Elastin is the major extracellular component of the aorta and a key determinant factor for aortic resilience [28]. Numerous studies have reported elastic fiber disruption as a key structural alteration in TAAs [66]. Nevertheless, genetic deletion of elastin did not cause TAA formation. Whole-body elastin deletion led to aortic stenosis by neointimal hyperplasia of SMCs in the proximal thoracic aorta [31,67,68]. Of note, elastin deletion in cells from either CNC- or SHF-derived cells also developed neointimal SMC hyperplasia (Table 1) [34]. Interestingly, the aortic neointima, despite being adjacent to the CNC-derived cells, is predominantly composed of SHF-lineage cells.

CNC- and SHF-derived cells contribute to aortic valve development in addition to the proximal thoracic aorta [69]. Lineage tracking studies using Wnt1 and Nkx2.5 promotors revealed that right- and left-coronary leaflets are primarily composed of CNC-derived cells, whereas the non-coronary leaflet is derived from the SHF. These origins are associated with the pathophysiology of BAV [70]. CNC-specific Krox20 deletion leads to BAV with the fusion of non- and right-coronary leaflets [71]. Although lesions of valve fusion and the incidence of BAV vary by genes, SHF-specific deficiency of Gata6, Vangl2, Jag1, or Mib1 also displays BAV in mice [72,73,74].
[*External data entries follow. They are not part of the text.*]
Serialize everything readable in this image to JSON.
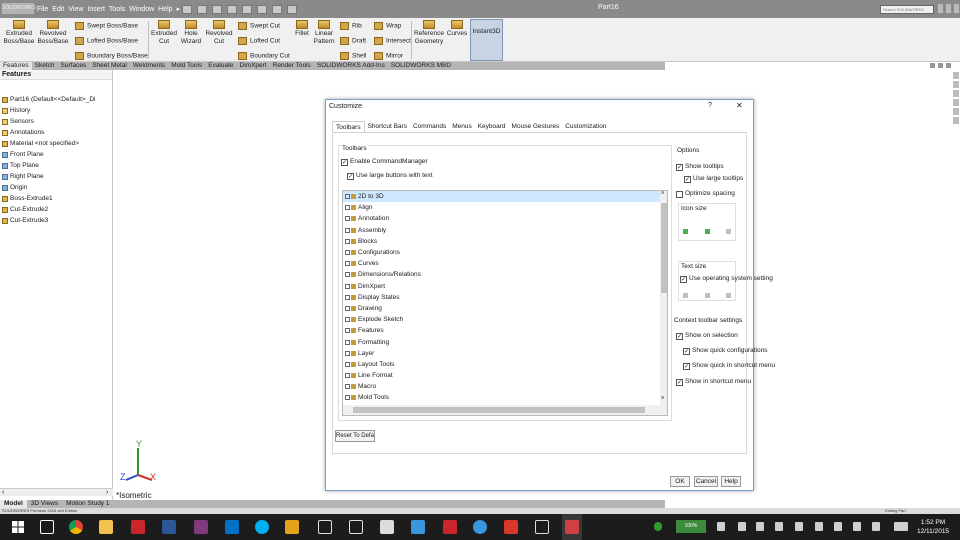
{
  "app": {
    "logo_text": "SOLIDWORKS",
    "menu": [
      "File",
      "Edit",
      "View",
      "Insert",
      "Tools",
      "Window",
      "Help",
      "▸"
    ],
    "document_title": "Part16",
    "search_placeholder": "Search SOLIDWORKS"
  },
  "ribbon": {
    "extruded_boss": "Extruded\nBoss/Base",
    "revolved_boss": "Revolved\nBoss/Base",
    "swept_boss": "Swept Boss/Base",
    "lofted_boss": "Lofted Boss/Base",
    "boundary_boss": "Boundary Boss/Base",
    "extruded_cut": "Extruded\nCut",
    "hole_wizard": "Hole\nWizard",
    "revolved_cut": "Revolved\nCut",
    "swept_cut": "Swept Cut",
    "lofted_cut": "Lofted Cut",
    "boundary_cut": "Boundary Cut",
    "fillet": "Fillet",
    "linear_pattern": "Linear\nPattern",
    "rib": "Rib",
    "draft": "Draft",
    "shell": "Shell",
    "wrap": "Wrap",
    "intersect": "Intersect",
    "mirror": "Mirror",
    "reference_geometry": "Reference\nGeometry",
    "curves": "Curves",
    "instant3d": "Instant3D"
  },
  "command_tabs": [
    "Features",
    "Sketch",
    "Surfaces",
    "Sheet Metal",
    "Weldments",
    "Mold Tools",
    "Evaluate",
    "DimXpert",
    "Render Tools",
    "SOLIDWORKS Add-Ins",
    "SOLIDWORKS MBD"
  ],
  "feature_manager": {
    "header": "Features",
    "items": [
      {
        "label": "Part16  (Default<<Default>_Di",
        "icon": "part"
      },
      {
        "label": "History",
        "icon": "folder"
      },
      {
        "label": "Sensors",
        "icon": "folder"
      },
      {
        "label": "Annotations",
        "icon": "folder"
      },
      {
        "label": "Material <not specified>",
        "icon": "material"
      },
      {
        "label": "Front Plane",
        "icon": "plane"
      },
      {
        "label": "Top Plane",
        "icon": "plane"
      },
      {
        "label": "Right Plane",
        "icon": "plane"
      },
      {
        "label": "Origin",
        "icon": "origin"
      },
      {
        "label": "Boss-Extrude1",
        "icon": "feature"
      },
      {
        "label": "Cut-Extrude2",
        "icon": "feature"
      },
      {
        "label": "Cut-Extrude3",
        "icon": "feature"
      }
    ]
  },
  "model_tabs": [
    "Model",
    "3D Views",
    "Motion Study 1"
  ],
  "view_label": "*Isometric",
  "status_bar": {
    "left": "SOLIDWORKS Premium 2016 x64 Edition",
    "right": "Editing Part"
  },
  "dialog": {
    "title": "Customize",
    "help": "?",
    "close": "✕",
    "tabs": [
      "Toolbars",
      "Shortcut Bars",
      "Commands",
      "Menus",
      "Keyboard",
      "Mouse Gestures",
      "Customization"
    ],
    "active_tab": "Toolbars",
    "toolbars_group_label": "Toolbars",
    "enable_cmdmgr": "Enable CommandManager",
    "use_large_buttons": "Use large buttons with text",
    "toolbar_list": [
      "2D to 3D",
      "Align",
      "Annotation",
      "Assembly",
      "Blocks",
      "Configurations",
      "Curves",
      "Dimensions/Relations",
      "DimXpert",
      "Display States",
      "Drawing",
      "Explode Sketch",
      "Features",
      "Formatting",
      "Layer",
      "Layout Tools",
      "Line Format",
      "Macro",
      "Mold Tools"
    ],
    "selected_toolbar": "2D to 3D",
    "options_label": "Options",
    "show_tooltips": "Show tooltips",
    "use_large_tooltips": "Use large tooltips",
    "optimize_spacing": "Optimize spacing",
    "icon_size_label": "Icon size",
    "text_size_label": "Text size",
    "use_operating": "Use operating system setting",
    "context_label": "Context toolbar settings",
    "show_on_selection": "Show on selection",
    "show_quick_configs": "Show quick configurations",
    "show_quick_in": "Show quick in shortcut menu",
    "show_in_shortcut": "Show in shortcut menu",
    "reset_button": "Reset To Defaults",
    "ok": "OK",
    "cancel": "Cancel",
    "help_button": "Help"
  },
  "taskbar": {
    "battery": "100%",
    "time": "1:52 PM",
    "date": "12/11/2015"
  },
  "colors": {
    "titlebar": "#8a8a8a",
    "dialog_border": "#7c9fd0",
    "selection": "#cde8ff",
    "taskbar": "#1c1c1c",
    "axis_x": "#d33030",
    "axis_y": "#2e9b2e",
    "axis_z": "#2a4fc9"
  }
}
Vascular Ehlers-Danlos syndrome (vEDS) is an autosomal dominant disorder caused by genetic mutations in COL3A1 [75]. Similar to MFS and LDS, vEDS also shows the regional specificity of TAAs that the proximal thoracic region is dominant for aneurysm formation [13,76]. Although preclinical investigation of vEDS was restricted by the lack of animal models, a recent study established a mouse model that mimics multiple facets of vEDS [77]. Thus, it would be interesting to explore the contribution of SMC origins to vEDS-induced TAAs.

4. Summary

CNC- and SHF-derived SMCs reside in distinct locations of the proximal thoracic aorta. Multiple studies have uncovered embryonic origin-specific mechanisms in aortic diseases, including TAAs. However, CNC- and SHF-derived cells demonstrate distinct properties in different regions and diseases, which has painted a complex landscape for origin-specific mechanisms in aortic diseases. Since TAAs are mediated by complex mechanisms, including the alterations in the extracellular matrix, mechano-transduction, and SMC functions [78,79,80,81], it is important to continue efforts to understand the divergent behaviors of embryonic origins in the pathophysiology of TAAs.